Le ministre Christian Dubé veut donner l’accès à un professionnel de la santé à chaque Québécois. On ne peut qu’espérer que cette nouvelle formule, une de plus, favorise une porte d’entrée pour obtenir des soins de santé dans des délais raisonnables. Il est de l’intérêt de tous les citoyens québécois de permettre aux médecins de famille de pouvoir se consacrer aux soins aux patients.

Il faut pour cela réduire le fardeau exponentiel des tâches administratives des médecins, ne pas réduire le rôle de l’omnipraticien à un répartiteur, cesser la coercition à outrance et favoriser une plus grande autonomie de la pratique.
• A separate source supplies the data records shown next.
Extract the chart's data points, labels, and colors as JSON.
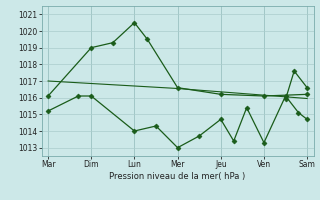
{
  "bg_color": "#cce8e8",
  "grid_color": "#aacccc",
  "line_color": "#1a5c1a",
  "marker_color": "#1a5c1a",
  "xlabel": "Pression niveau de la mer( hPa )",
  "ylim": [
    1012.5,
    1021.5
  ],
  "yticks": [
    1013,
    1014,
    1015,
    1016,
    1017,
    1018,
    1019,
    1020,
    1021
  ],
  "xtick_labels": [
    "Mar",
    "Dim",
    "Lun",
    "Mer",
    "Jeu",
    "Ven",
    "Sam"
  ],
  "xtick_positions": [
    0,
    1,
    2,
    3,
    4,
    5,
    6
  ],
  "series1": {
    "x": [
      0,
      1,
      1.5,
      2,
      2.3,
      3,
      4,
      5,
      6
    ],
    "y": [
      1016.1,
      1019.0,
      1019.3,
      1020.5,
      1019.5,
      1016.6,
      1016.2,
      1016.1,
      1016.2
    ]
  },
  "series2": {
    "x": [
      0,
      1,
      2,
      3,
      4,
      5,
      6
    ],
    "y": [
      1017.0,
      1016.85,
      1016.7,
      1016.55,
      1016.35,
      1016.15,
      1015.95
    ]
  },
  "series3": {
    "x": [
      0,
      0.7,
      1,
      2,
      2.5,
      3,
      3.5,
      4,
      4.3,
      4.6,
      5,
      5.5,
      5.8,
      6
    ],
    "y": [
      1015.2,
      1016.1,
      1016.1,
      1014.0,
      1014.3,
      1013.0,
      1013.7,
      1014.7,
      1013.4,
      1015.4,
      1013.3,
      1016.1,
      1015.1,
      1014.7
    ]
  },
  "series_sam_spike": {
    "x": [
      5.5,
      5.7,
      6.0
    ],
    "y": [
      1015.9,
      1017.6,
      1016.6
    ]
  }
}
Le départ des médecins omnipraticiens et spécialistes à la retraite est évalué à 5800 d’ici 2031 sur un total d’environ 22 000 médecins québécois. Le déclin de l’intérêt pour la médecine familiale s’avère d’année en année plus manifeste, et on imagine difficilement comment la situation pourra se régler dans ce contexte.

Chose certaine, nous, les médecins de famille, sommes en péril. Devant les critiques et les contraintes délétères, de nombreux médecins souhaitent abandonner le navire, se sentant au bord du naufrage.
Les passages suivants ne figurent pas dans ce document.